Input-output models have been used to trace flows of costs and
revenues among linked sectors of regional and national economies.
Such models (e.g., Bowes and Crosson, 1993) fully replicate
interindustry exchanges of capital and labor costs embodied in
producer and consumer goods and show how such exchanges are
affected by changes in final demand for goods and services. They
enable climate-induced changes in supplies of basic materials
(e.g., agricultural production, fish harvests) to ramify throughout
the connected industries in an affected economy. In the MINK study
mentioned above, an input-output model was used to compute the
overall effect of a recurrence of the Dust Bowl droughts of the
1930s on the MINK region's economy. Absent adjustments to on-farm
production, the droughts prompted a 9.7 percent ($29.9 billion)

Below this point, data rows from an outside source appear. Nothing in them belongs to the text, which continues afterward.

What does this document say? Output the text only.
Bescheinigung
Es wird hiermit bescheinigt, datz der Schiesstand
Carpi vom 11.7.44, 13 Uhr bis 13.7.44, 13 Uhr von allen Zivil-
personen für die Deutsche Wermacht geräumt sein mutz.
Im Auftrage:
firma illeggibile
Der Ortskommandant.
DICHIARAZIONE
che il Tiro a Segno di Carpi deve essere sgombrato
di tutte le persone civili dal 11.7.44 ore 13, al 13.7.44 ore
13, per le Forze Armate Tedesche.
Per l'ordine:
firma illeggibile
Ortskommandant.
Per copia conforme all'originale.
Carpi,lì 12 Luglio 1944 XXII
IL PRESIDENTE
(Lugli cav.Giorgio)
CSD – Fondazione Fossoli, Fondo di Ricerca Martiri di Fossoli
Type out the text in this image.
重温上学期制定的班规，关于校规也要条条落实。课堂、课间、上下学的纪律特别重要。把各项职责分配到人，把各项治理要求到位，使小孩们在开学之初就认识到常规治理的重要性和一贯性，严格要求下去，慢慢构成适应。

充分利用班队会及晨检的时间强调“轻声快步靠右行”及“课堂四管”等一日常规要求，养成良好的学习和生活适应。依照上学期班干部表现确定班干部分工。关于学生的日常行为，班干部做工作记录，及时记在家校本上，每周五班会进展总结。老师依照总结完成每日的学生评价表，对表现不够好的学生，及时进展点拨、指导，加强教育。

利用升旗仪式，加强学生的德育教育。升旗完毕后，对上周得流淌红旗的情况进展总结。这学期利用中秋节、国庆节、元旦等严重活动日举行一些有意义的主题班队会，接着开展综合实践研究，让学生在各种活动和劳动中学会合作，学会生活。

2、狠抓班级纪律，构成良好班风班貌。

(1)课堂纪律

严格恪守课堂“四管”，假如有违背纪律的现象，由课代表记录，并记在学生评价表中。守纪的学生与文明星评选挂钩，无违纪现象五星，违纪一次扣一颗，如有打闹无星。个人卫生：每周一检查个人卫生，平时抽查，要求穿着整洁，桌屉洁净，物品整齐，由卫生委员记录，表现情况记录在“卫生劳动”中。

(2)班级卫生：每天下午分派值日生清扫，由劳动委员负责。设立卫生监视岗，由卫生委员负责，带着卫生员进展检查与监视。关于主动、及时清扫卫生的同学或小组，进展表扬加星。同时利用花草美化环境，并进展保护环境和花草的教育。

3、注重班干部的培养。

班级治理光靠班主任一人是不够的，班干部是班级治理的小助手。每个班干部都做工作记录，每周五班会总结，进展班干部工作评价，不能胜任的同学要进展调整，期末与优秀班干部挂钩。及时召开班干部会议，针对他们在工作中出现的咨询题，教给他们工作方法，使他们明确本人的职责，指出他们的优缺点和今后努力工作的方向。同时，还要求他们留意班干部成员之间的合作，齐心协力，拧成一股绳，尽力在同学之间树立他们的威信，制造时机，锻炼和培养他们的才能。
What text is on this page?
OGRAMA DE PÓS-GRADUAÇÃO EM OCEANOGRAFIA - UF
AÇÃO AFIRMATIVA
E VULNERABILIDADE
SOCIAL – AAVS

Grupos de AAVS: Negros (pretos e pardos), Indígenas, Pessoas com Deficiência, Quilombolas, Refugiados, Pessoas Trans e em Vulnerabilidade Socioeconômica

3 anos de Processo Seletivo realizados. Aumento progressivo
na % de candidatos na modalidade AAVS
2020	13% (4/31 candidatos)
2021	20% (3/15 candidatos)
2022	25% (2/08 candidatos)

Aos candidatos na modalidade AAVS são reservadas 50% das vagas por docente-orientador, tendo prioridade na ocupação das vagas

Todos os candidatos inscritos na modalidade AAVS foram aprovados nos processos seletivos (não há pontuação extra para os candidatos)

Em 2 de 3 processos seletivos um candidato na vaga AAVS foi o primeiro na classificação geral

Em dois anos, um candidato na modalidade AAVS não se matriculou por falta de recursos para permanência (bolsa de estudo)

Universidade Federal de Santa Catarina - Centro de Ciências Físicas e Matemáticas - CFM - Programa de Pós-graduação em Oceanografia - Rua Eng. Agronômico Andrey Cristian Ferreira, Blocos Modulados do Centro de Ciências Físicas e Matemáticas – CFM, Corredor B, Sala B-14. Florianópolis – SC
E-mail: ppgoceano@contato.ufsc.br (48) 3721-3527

decrease in total regional production.
The main strength of input-output models is their ability to
track interindustry exchanges in great detail. Intersectoral
linkages are realisticthat is, they are based on observation.
The main disadvantage of input-output models is their static
nature. The coefficients used to represent interindustry exchanges
are constants, with the result that the models are unable to
represent the reinvestment of underused resources induced by
climatic events (e.g., unemployed agricultural labor) in other
sectors of the economy. Consequently, input-output models tend to
overstate the negative impacts of climatic events.